The NLRB's Office of General Counsel found that, while the policy's first sentence listed legitimate goals, the policy's remaining blanket confidentiality mandates violated employees' rights to discuss their terms and conditions of employment. So the Office of General Counsel suggested replacing the last two sentences with the following language that would make the employer's policy lawful under the NLRA:
"[Employer] may decide in some circumstances that in order to achieve these objectives, we must maintain the investigation and our role in it in strict confidence. If [Employer] reasonably imposes such a requirement and we do not maintain such confidentiality, we may be subject to disciplinary action up to and including immediate termination."
As a result, employers that are concerned about their policies on the confidentiality of workplace investigations now have language they can include in those policies to help ensure they will not be found unlawful.
NLRB Upholds Facebook Firing, But Continues Scrutiny of Social Media
In a recent advice memorandum, the NLRB's Office of General Counsel found that an employer did not act unlawfully by firing an employee for making profanity-laced comments about the company in a private group message on Facebook. The General Counsel concluded that the employee's conduct was not protected by the NLRA because her statements were simply "boasting and griping." In the group post, the employee stated that she had told a supervisor to "back the freak off" and typed "F**K…FIRE ME …Make my day," in addition to using other profane language and insulting the company.
The General Counsel considered this conduct in light of a 2012 NLRB decision (Hoodview Vending Co., 359 NLRB No. 36) finding that discussions between coworkers over things like wages, work schedules and job security, even if out of a purely personal concern with no intent to induce group action, involved subjects of such mutual workplace concern that they inherently constituted concerted activity. The General Counsel found the employee's conduct was not protected under this standard, as it did not involve "shared concerns about terms and conditions of employment" and noted that "[t]he [NLRB]'s test for concert is whether the activity is engaged in ‘with or on the authority of other employees, and not solely by and on behalf of the employee himself.'"
This guidance is a positive development for employers, but it also shows that the NLRB is continuing to scrutinize employee conduct on social media related to their terms and conditions of employment, and that such conduct could be protected even if it doesn't address group action.

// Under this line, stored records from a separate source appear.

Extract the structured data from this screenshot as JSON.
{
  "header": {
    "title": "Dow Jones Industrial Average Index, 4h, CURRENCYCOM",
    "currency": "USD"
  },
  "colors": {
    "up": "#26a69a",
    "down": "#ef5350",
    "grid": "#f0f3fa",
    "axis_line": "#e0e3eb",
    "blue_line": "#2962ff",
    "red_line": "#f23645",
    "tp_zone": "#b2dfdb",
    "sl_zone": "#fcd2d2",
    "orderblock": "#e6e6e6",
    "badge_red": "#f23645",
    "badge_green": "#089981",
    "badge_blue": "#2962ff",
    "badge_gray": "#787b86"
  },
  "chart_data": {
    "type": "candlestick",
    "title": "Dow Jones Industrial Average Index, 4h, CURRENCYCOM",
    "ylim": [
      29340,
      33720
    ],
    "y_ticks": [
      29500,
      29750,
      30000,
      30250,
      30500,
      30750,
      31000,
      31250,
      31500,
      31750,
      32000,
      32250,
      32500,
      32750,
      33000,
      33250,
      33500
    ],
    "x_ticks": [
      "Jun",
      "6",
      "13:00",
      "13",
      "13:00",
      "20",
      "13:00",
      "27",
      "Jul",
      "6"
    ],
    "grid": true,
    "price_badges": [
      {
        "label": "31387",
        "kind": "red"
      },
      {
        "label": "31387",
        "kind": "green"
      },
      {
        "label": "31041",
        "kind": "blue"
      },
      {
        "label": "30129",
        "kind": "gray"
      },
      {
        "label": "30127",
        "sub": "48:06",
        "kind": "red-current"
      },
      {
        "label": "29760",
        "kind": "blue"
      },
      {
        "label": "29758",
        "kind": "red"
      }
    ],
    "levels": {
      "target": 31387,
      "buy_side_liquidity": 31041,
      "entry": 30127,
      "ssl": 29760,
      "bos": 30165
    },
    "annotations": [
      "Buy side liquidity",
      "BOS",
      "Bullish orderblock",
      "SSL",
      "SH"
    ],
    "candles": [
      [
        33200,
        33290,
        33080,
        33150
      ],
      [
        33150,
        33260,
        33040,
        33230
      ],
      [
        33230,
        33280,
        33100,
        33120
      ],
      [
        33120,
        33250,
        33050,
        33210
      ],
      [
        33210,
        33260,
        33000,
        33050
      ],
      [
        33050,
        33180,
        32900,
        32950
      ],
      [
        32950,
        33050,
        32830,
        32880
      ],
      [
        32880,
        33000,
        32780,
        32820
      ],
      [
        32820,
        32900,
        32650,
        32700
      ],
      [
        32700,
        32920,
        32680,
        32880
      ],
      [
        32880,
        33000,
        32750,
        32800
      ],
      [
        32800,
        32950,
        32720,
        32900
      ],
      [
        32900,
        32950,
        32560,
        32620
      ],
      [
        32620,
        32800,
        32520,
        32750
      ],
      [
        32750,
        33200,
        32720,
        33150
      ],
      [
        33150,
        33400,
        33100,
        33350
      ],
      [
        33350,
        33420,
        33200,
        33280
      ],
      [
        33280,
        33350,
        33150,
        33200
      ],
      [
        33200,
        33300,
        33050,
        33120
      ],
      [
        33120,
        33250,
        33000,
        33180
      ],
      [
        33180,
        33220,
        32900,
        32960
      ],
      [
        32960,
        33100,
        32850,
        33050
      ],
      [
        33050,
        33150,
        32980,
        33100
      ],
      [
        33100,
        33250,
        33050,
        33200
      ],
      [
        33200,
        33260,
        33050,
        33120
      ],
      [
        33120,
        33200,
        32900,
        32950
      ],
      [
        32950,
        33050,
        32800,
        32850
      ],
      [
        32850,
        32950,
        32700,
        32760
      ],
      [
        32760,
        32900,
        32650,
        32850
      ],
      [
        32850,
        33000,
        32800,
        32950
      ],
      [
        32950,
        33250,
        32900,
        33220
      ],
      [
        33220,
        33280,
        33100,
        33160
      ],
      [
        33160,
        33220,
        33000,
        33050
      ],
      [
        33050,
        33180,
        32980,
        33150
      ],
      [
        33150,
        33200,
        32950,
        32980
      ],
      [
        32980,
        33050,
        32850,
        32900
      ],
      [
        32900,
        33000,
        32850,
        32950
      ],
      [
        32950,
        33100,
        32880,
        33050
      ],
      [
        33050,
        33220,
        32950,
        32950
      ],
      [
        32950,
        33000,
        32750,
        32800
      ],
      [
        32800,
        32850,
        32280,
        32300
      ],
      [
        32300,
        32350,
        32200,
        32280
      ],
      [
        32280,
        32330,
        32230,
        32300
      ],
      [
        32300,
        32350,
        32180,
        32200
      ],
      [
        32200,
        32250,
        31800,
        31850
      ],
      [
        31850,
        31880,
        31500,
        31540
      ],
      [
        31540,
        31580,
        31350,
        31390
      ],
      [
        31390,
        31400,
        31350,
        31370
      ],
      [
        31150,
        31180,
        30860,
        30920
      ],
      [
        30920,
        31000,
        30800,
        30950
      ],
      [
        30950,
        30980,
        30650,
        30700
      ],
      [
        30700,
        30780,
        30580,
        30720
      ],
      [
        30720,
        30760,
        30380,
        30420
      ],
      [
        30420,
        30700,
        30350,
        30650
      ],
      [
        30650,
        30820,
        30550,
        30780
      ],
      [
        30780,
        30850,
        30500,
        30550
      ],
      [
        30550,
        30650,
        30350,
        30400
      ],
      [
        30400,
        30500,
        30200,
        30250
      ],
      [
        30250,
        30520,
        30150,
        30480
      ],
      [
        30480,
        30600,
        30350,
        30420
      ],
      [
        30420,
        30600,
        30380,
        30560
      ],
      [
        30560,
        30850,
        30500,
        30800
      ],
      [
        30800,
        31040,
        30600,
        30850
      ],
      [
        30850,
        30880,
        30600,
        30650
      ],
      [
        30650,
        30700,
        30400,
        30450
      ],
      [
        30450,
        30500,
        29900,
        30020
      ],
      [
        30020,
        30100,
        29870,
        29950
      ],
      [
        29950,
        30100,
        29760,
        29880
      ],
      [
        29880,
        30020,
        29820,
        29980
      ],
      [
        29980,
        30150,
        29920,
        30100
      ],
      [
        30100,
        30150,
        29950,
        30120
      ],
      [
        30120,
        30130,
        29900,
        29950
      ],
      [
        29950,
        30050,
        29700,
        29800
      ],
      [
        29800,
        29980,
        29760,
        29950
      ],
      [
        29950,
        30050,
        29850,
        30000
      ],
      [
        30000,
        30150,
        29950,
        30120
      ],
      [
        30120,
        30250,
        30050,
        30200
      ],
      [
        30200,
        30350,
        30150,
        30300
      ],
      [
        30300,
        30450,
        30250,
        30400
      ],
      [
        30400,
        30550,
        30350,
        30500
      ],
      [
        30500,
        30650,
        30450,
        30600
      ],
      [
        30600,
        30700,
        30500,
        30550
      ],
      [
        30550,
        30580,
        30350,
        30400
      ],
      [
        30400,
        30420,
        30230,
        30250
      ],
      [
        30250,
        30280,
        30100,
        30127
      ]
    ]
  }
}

NLRB Finds Unlawful Rule Barring Union Officials From Using Company Email
The NLRB recently issued a decision finding that an employer's notice warning union representatives that they were spending too much time using the company's email system violated federal labor law. The employer's informational notice to employees said the amount of time union representatives spent on emails during working hours was unacceptably high, and one representative was disciplined following the notice. The NLRB found the notice was "facially discriminatory" because it "placed limitations only on email messages sent by union representatives and related to union business" and was "promulgated in response to email use by union representatives." Significantly, however, the NLRB also found that the employer's policy restricting the use of company electronic media to business purposes only, with limited exceptions for personal use, was lawful. It was the application of that policy, in which the employer singled out union-related messages for more restrictive treatment, that was unlawful.